Over breakfast we were discussing a news article that came out. Instead of focusing on the project du jour to help house homeless veterans, it highlighted The Scandal. Someone turned to me, “you Googled us, right?”
They don’t deny that they did many things wrong over the years. There’s no guidebook to life, to building an intentional community, to raising kids and running businesses and being people all living together. Plenty of bad things happened over the years, but the narrative that’s being told isn’t their narrative.
I don’t know if the accusations are true or not. To me it doesn’t matter. It’s not about minimizing suffering or the evil that exists in the world. It’s just that none of the allegations sound all that strange to me.
Hearing about the scandals of JPUSA reminds me a lot of Miner’s classic story of the Nacirema. The proof listed for it being a cult all sound pretty boring. Anyone who’s been a member of a Christian church knows it’s normal for them to require counseling and approval before a minister will allow you to marry. Different denominations have different rules about dating, wether codified or not. It’s encouraged for church goers to talk over major life decisions — from having a child to switching careers — with your minister. If you push the rules too far, people will keep their distance. That’s every church in America.
Somehow these articles make parents going to work and leaving their kids at daycare or private school sound unusual and sinister. Free daycare and private school is an awesome perk, not a punishment.
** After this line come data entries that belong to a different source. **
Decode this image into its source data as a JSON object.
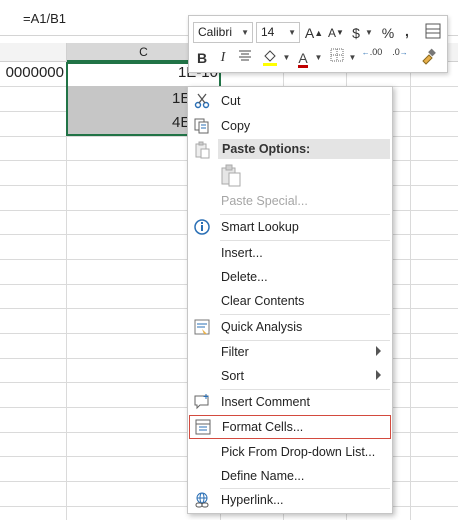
{
  "formula_bar": {
    "text": "=A1/B1"
  },
  "columns": {
    "c_label": "C"
  },
  "cells": {
    "b1": "0000000",
    "c1": "1E-10",
    "c2": "1E",
    "c3": "4E"
  },
  "mini_toolbar": {
    "font_name": "Calibri",
    "font_size": "14",
    "grow_font": "A",
    "shrink_font": "A",
    "currency": "$",
    "percent": "%",
    "comma": ",",
    "bold": "B",
    "italic": "I",
    "font_color_label": "A",
    "dec_increase": ".00",
    "dec_decrease": ".0"
  },
  "context_menu": {
    "cut": "Cut",
    "copy": "Copy",
    "paste_options": "Paste Options:",
    "paste_special": "Paste Special...",
    "smart_lookup": "Smart Lookup",
    "insert": "Insert...",
    "delete": "Delete...",
    "clear_contents": "Clear Contents",
    "quick_analysis": "Quick Analysis",
    "filter": "Filter",
    "sort": "Sort",
    "insert_comment": "Insert Comment",
    "format_cells": "Format Cells...",
    "pick_from_list": "Pick From Drop-down List...",
    "define_name": "Define Name...",
    "hyperlink": "Hyperlink..."
  },
  "colors": {
    "selection_border": "#217346",
    "highlight_border": "#d34a3e",
    "font_color": "#c00000",
    "highlight_color": "#ffff00"
  }
}
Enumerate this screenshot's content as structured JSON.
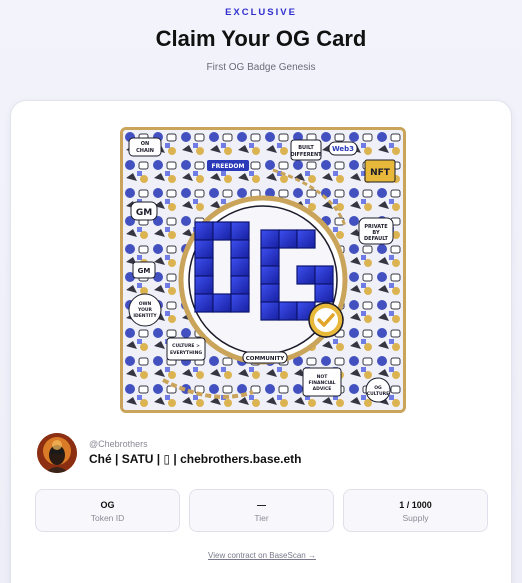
{
  "header": {
    "kicker": "EXCLUSIVE",
    "title": "Claim Your OG Card",
    "subtitle": "First OG Badge Genesis"
  },
  "artwork": {
    "monogram": "OG",
    "stickers": [
      "ON CHAIN",
      "FREEDOM",
      "BUILT DIFFERENT",
      "Web3",
      "NFT",
      "GM",
      "PRIVATE BY DEFAULT",
      "OWN YOUR IDENTITY",
      "CULTURE > EVERYTHING",
      "COMMUNITY",
      "NOT FINANCIAL ADVICE",
      "OG CULTURE"
    ],
    "colors": {
      "accent": "#2233c8",
      "frame": "#c9a45a",
      "check": "#e7b83a"
    }
  },
  "owner": {
    "handle": "@Chebrothers",
    "display_name": "Ché | SATU | ▯ | chebrothers.base.eth"
  },
  "stats": [
    {
      "value": "OG",
      "label": "Token ID"
    },
    {
      "value": "—",
      "label": "Tier"
    },
    {
      "value": "1 / 1000",
      "label": "Supply"
    }
  ],
  "footer": {
    "contract_link": "View contract on BaseScan →"
  },
  "theme": {
    "accent": "#2f2fd0",
    "background": "#f3f3fb"
  }
}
Sex abuse. Kids being left unsupervised. Being told what to do by someone in power. The toll of drug abuse and mental illness. Feeling isolated and alone, like you don’t belong. Who doesn’t have that story to tell about their childhood?
This is the America we live in. Child abuse is rampant. Parents experiment with new ways of parenting to avoid the mistakes of their own parents, discovering new ways to screw up their kids in the process. Schools are fraught with issues ranging from melodrama to violence. Even if someone listens to a child crying out for help, where would you turn? The authorities are known for not acting, or for overreacting and causing more harm.
These articles are trying to expose a cult, point a finger at people doing something weird and sinister. But all they’re doing is exposing the air we all breathe. If anything, it highlights just how normal they are, despite their efforts not to be. There are so rarely right answers in life, only ones that turn out to be different types of wrong over time.
I don’t think anyone involved in the allegations is lying. They’re telling their truth and doing their best. We live in a world of powerful men being taken down for things they did last week and before I was born. We live in a world where #metoo is radical. Where I was told over and over again by the women I looked up to that the grown man groping me on the street was paying me a compliment, that I was overreacting to the touches from authority figures that I knew were wrong, that speaking up for myself was not something nice girls did. That the boys are being mean to me because they like me.
Pointing our fingers at one more scapegoat isn’t going to change a cultural issue.
The whole conversation started over breakfast because a few people from JPUSA are leading a project to help homeless veterans. Are the people using these allegations to discredit their work concerned about veterans being sexually abused or harmed in some way? Is anyone being protected by preventing them from providing housing for the homeless? Tearing people down, holding them to task for being different, is a knee-jerk reaction in our culture.
CouchSurfing with JPUSA
This is what CouchSurfing is all about. I didn’t just get a free place to stay, I got to discover a piece of the world I wouldn’t have otherwise ever stumbled into. I met a bunch of really amazing people during my stay. It’s about more than the generosity of their providing me with a few days of food and shelter, it was truly a warm welcome.
I can see how people decide this is home.